More than a third (37 per cent) of UK businesses are planning to adopt Windows 8, according to research carried out by Equanet.
The Dixons Group-owned reseller questioned nearly 300 medium-to-large UK firms earlier this month to gauge the mood in the run-up to the OS's launch.
Furthermore, 11 per cent of those questioned intend to adopt Windows 8 as soon as it is released.
When questioned about the reasons for adoption, 44 per cent of respondents felt Microsoft’s new OS will improve employees' work/life balance, 34 per cent felt it could improve the control and management of client devices and 25 per cent felt it would integrate well with BYOD schemes.
According to the respondents, the top five features of Windows 8 (in percentage order) were: Windows To Go (42 per cent), Windows User Interface (19 per cent), increased licensing rights (18 per cent), virtual desktop rights (16 per cent) and Bitlocker (14 per cent).
Conversely, 42 per cent of larger SMB and enterprise businesses across the UK are not considering adopting Windows 8. More than three quarters (76 per cent) felt the cost of adoption could not be justified within current budgets.
Of the others not planning to adopt the OS, 46 per cent are still looking to standardise their networks in Windows 7, and 36 per cent are satisfied with Windows 7 and see no reason to upgrade.
A further 39 per cent saw no value in Widows 8 as they have no tablets. In addition, 63 per cent of those planning to stick with their current OS said they envisaged keeping it for the next 12 to 24 months.
Felix Stauber, managing director of Equanet, said: “Microsoft’s operating systems have defined the workplace for years. Amid staunch competition, Windows 8 looks likely to achieve the same feat, although it will take time. Reflecting the growing popularity of tablets, remote working and BYOD schemes, Windows 8 can seamlessly inhabit the rapidly changing modern work environment.”
He added: “The budget for investment and perceived lack of requirement will deter some, and only time will reveal Windows 8’s true popularity. However, real consideration should be given to the operating system as businesses of all sizes can benefit from the features in Windows 8 and there are innovative solutions for deployment which can be delivered without excessive cost and inconvenience.”
Stauber said Microsoft appeared to be in a win-win situation.
“The popularity of Windows 7 means that many businesses are perfectly satisfied with their current operating system and see no reason to change.
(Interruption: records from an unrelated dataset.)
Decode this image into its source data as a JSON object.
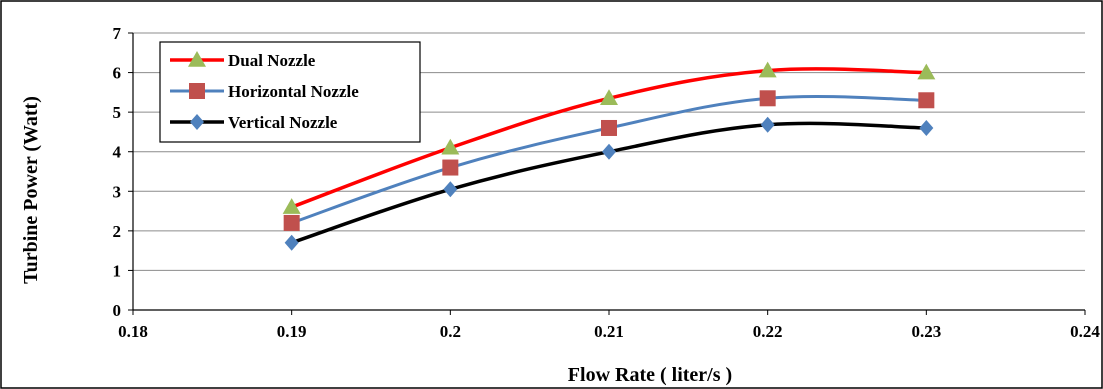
{
  "chart_data": {
    "type": "line",
    "title": "",
    "xlabel": "Flow Rate ( liter/s )",
    "ylabel": "Turbine Power (Watt)",
    "xlim": [
      0.18,
      0.24
    ],
    "ylim": [
      0,
      7
    ],
    "x_ticks": [
      "0.18",
      "0.19",
      "0.2",
      "0.21",
      "0.22",
      "0.23",
      "0.24"
    ],
    "y_ticks": [
      "0",
      "1",
      "2",
      "3",
      "4",
      "5",
      "6",
      "7"
    ],
    "grid": "horizontal",
    "legend_position": "top-left",
    "x": [
      0.19,
      0.2,
      0.21,
      0.22,
      0.23
    ],
    "series": [
      {
        "name": "Dual Nozzle",
        "values": [
          2.6,
          4.1,
          5.35,
          6.05,
          6.0
        ],
        "line_color": "#ff0000",
        "marker_color": "#9bbb59",
        "marker": "triangle"
      },
      {
        "name": "Horizontal Nozzle",
        "values": [
          2.2,
          3.6,
          4.6,
          5.35,
          5.3
        ],
        "line_color": "#4f81bd",
        "marker_color": "#c0504d",
        "marker": "square"
      },
      {
        "name": "Vertical Nozzle",
        "values": [
          1.7,
          3.05,
          4.0,
          4.68,
          4.6
        ],
        "line_color": "#000000",
        "marker_color": "#4f81bd",
        "marker": "diamond"
      }
    ]
  }
}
Windows 7 does not deliver the same specifications as Windows 8, but it remains a very effective operating system, so, whether it be on the emerging or legacy software, Microsoft’s synonymy with UK workplaces looks set to remain,” he added.
“The real challenge is for companies currently using Windows XP. Microsoft will be retiring Windows XP in April 2014, so businesses in this situation will have to carefully consider all operating systems available in the very near future.”